We have developed detailed analytical solution to the Bloch NMR flow equation for myocardial tagging function using spherical wave model with spin diffusion. The systolic and diastolic functions of the heart are mathematically simulated using diffusive magnetization distribution. This will be a useful tool to investigate mechanical factors involved in normal and abnormal cardiac function or to aid in the design and evaluation of new therapies for impaired cardiac function. Based on the newly developed spherical wave tagging function for myocardial motion, Harmonic Phase MRI method was used to compute the difference between tagged and untagged magnetization. It is interesting to note that we used the less-elusive transverse magnetization instead of the longitudinal magnetization (Mz) function.
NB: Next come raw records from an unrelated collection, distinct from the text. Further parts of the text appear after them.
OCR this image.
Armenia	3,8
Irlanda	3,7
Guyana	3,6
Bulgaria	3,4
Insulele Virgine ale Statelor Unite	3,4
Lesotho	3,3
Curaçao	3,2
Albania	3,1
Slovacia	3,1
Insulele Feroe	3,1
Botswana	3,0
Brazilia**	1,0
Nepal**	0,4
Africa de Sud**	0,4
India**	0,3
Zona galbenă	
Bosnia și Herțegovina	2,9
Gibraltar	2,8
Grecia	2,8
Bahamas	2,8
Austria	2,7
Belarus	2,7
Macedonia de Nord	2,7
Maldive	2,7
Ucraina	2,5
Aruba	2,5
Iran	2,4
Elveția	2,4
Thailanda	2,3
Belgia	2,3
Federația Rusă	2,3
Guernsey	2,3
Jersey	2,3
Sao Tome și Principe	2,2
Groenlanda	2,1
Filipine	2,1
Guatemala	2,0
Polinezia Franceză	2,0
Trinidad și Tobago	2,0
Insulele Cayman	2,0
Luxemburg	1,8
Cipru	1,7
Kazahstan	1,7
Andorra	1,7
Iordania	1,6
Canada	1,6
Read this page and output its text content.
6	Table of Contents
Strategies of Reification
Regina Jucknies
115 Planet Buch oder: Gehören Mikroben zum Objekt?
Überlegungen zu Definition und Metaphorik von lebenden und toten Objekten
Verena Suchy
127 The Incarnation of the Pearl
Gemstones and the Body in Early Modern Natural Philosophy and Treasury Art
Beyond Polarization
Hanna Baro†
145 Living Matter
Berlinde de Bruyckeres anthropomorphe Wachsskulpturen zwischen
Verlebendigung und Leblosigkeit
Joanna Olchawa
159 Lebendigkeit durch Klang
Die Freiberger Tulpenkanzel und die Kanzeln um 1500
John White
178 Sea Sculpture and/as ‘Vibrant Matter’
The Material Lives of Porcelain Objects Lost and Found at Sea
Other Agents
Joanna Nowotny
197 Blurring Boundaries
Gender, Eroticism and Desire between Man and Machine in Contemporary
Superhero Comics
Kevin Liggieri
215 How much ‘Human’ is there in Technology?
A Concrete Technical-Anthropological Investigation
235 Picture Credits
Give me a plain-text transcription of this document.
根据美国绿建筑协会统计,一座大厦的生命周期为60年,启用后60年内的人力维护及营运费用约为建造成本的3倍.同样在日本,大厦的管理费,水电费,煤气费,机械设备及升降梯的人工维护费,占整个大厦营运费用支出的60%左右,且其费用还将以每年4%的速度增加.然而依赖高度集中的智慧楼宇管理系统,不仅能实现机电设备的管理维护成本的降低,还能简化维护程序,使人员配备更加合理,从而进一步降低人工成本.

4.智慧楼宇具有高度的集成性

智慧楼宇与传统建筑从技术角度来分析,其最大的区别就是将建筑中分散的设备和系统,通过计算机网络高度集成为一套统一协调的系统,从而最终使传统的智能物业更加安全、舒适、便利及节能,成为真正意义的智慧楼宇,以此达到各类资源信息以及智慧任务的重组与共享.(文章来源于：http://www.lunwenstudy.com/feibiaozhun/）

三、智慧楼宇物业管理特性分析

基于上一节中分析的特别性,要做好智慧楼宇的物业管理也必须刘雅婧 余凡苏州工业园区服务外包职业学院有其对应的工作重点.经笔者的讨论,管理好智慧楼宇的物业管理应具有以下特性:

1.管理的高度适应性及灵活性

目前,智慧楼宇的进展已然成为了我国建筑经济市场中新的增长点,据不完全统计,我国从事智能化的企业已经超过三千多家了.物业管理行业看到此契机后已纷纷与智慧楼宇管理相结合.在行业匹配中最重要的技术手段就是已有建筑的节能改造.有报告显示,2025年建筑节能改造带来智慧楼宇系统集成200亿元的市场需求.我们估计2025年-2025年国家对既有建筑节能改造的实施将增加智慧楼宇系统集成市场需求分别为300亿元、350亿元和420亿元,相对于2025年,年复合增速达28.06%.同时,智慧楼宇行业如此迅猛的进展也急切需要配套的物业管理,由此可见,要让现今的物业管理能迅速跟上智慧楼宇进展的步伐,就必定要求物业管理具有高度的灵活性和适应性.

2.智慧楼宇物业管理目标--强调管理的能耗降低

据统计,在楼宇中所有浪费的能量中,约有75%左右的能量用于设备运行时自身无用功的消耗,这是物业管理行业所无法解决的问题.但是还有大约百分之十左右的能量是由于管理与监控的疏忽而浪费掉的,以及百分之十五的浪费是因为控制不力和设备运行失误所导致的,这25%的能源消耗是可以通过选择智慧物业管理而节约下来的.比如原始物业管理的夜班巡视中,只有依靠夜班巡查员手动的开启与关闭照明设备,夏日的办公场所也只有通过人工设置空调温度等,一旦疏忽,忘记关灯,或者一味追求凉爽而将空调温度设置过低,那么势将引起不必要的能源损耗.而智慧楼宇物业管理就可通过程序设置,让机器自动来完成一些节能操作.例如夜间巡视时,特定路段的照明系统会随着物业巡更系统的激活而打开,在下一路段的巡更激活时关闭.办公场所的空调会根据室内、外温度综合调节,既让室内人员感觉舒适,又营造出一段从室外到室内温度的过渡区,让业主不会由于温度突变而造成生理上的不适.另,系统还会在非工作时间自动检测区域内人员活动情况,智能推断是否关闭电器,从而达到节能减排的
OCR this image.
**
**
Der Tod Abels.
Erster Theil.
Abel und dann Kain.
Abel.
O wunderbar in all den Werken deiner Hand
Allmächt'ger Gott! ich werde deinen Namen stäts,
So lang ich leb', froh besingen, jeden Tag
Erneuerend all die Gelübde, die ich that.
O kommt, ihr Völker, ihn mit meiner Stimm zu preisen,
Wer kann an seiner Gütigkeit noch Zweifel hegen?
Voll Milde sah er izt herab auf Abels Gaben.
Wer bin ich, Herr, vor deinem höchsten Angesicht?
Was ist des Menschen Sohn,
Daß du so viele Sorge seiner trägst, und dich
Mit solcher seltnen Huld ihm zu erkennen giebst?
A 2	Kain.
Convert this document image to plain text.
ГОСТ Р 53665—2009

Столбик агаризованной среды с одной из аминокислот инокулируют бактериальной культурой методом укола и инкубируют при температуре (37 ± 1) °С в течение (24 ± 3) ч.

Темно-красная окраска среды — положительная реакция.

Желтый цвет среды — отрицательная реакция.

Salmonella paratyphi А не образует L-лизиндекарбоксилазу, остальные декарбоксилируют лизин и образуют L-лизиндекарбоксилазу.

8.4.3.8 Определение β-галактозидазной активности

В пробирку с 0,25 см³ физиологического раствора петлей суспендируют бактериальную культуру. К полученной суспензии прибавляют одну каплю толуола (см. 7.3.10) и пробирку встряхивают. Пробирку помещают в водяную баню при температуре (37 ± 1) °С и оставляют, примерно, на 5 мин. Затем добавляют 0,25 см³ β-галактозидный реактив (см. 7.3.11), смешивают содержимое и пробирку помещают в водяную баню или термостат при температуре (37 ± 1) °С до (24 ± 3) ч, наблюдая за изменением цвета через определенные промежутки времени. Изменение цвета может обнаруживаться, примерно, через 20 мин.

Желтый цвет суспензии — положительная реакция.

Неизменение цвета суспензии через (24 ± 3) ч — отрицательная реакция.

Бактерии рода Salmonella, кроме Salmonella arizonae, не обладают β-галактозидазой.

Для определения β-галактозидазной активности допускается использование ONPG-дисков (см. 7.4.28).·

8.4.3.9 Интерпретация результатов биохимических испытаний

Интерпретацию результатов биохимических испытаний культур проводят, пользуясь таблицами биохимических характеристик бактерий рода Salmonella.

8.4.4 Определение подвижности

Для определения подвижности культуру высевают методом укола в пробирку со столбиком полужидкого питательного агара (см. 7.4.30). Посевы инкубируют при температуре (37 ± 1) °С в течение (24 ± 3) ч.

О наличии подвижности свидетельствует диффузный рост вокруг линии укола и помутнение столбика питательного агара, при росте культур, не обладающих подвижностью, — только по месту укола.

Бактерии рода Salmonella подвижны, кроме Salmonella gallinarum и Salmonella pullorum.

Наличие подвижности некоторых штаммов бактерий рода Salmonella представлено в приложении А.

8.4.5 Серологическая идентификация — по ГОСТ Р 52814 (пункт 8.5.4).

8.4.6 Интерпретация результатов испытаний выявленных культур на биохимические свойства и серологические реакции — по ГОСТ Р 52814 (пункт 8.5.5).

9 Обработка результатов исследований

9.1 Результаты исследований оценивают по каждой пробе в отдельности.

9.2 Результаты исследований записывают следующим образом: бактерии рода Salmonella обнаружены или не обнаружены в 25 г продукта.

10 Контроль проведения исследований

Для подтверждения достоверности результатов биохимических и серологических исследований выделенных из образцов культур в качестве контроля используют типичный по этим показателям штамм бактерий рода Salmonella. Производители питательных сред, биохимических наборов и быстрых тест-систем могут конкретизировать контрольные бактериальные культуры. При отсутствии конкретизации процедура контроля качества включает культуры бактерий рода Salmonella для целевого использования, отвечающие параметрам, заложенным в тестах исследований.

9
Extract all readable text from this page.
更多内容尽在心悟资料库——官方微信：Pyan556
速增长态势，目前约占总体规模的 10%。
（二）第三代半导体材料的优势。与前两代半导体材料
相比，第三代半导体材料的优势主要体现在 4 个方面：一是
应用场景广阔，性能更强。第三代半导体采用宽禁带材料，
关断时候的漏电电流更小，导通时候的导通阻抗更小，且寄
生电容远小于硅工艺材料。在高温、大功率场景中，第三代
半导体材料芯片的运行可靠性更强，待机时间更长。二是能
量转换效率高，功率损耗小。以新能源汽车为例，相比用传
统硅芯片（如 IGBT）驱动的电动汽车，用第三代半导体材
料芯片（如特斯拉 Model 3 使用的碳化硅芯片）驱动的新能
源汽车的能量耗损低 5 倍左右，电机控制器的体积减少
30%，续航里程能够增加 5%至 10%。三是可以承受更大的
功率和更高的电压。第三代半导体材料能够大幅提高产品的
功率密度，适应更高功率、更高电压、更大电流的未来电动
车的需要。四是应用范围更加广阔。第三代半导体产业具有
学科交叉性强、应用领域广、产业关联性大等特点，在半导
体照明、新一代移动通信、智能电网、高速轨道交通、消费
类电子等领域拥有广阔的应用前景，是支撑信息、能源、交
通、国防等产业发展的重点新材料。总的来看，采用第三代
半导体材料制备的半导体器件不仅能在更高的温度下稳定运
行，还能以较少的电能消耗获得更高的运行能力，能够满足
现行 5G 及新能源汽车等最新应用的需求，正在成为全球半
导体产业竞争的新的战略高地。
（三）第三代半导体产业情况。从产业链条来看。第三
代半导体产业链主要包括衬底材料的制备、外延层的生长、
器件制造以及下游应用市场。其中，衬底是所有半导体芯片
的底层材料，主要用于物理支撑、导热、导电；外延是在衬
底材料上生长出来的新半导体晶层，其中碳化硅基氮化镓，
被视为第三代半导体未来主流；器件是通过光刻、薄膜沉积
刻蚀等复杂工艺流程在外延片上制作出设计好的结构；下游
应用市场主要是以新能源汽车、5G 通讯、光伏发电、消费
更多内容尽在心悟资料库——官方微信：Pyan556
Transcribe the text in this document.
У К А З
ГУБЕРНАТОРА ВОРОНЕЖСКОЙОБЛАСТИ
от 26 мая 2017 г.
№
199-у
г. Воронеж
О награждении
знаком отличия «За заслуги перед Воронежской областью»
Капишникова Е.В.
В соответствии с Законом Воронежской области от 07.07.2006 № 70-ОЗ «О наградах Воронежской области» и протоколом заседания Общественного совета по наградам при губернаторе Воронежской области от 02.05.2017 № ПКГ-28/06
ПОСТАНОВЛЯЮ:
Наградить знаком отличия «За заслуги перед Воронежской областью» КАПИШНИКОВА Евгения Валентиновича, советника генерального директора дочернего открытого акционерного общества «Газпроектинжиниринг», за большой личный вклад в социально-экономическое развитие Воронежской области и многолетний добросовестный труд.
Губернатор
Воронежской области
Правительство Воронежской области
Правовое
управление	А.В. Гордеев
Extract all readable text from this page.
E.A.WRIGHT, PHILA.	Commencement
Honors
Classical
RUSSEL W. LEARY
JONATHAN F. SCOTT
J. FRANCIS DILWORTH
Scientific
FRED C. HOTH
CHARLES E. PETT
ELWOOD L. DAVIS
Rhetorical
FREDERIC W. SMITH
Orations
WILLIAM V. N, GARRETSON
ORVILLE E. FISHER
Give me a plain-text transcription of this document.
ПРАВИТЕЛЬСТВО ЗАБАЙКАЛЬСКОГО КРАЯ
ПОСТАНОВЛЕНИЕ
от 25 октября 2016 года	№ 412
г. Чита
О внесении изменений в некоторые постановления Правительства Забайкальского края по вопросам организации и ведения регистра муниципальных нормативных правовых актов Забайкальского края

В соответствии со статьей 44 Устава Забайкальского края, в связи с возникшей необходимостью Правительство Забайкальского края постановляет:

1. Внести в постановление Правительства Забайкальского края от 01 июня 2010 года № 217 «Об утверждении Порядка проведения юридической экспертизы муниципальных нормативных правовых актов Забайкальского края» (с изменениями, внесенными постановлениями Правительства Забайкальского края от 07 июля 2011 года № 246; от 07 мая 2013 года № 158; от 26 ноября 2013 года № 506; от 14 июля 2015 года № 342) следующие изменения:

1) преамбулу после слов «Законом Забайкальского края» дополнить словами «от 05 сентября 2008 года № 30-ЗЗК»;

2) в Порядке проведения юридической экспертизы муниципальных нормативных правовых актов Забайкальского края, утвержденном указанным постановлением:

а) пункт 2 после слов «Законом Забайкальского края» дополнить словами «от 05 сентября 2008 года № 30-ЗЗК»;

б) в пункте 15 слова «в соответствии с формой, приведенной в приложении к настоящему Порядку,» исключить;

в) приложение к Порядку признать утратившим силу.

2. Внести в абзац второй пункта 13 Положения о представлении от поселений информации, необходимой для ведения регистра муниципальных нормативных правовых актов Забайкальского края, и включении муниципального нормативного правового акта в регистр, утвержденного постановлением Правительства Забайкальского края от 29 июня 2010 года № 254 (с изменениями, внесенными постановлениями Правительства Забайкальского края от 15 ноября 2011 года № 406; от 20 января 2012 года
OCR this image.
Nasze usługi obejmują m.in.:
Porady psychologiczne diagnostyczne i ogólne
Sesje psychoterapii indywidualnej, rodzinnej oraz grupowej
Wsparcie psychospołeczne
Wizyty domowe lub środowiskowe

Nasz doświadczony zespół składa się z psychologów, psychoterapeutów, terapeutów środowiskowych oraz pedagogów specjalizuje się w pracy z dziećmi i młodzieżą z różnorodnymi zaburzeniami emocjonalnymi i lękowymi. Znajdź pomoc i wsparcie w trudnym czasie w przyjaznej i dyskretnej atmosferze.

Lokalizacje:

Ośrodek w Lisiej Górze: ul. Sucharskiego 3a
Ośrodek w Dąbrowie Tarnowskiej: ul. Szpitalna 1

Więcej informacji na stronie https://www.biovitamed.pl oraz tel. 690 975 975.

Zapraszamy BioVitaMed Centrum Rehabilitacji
The limitation of conventional cardiac function measurements is the inability to follow the motion of individual portions of the heart wall during RF excitations and the onset of Fourier induction decay (FID). The computational HARP-MRI as presented in this investigation may measure myocardial motion and strain in near real-time and may be seen as a potential candidate to make Magnetic Resonance Tagging clinically viable. It can significantly allow for accurate monitoring and forecast in clinical settings using computer programming before and after the actual commencement of specific medical procedure for diagnosis and therapy.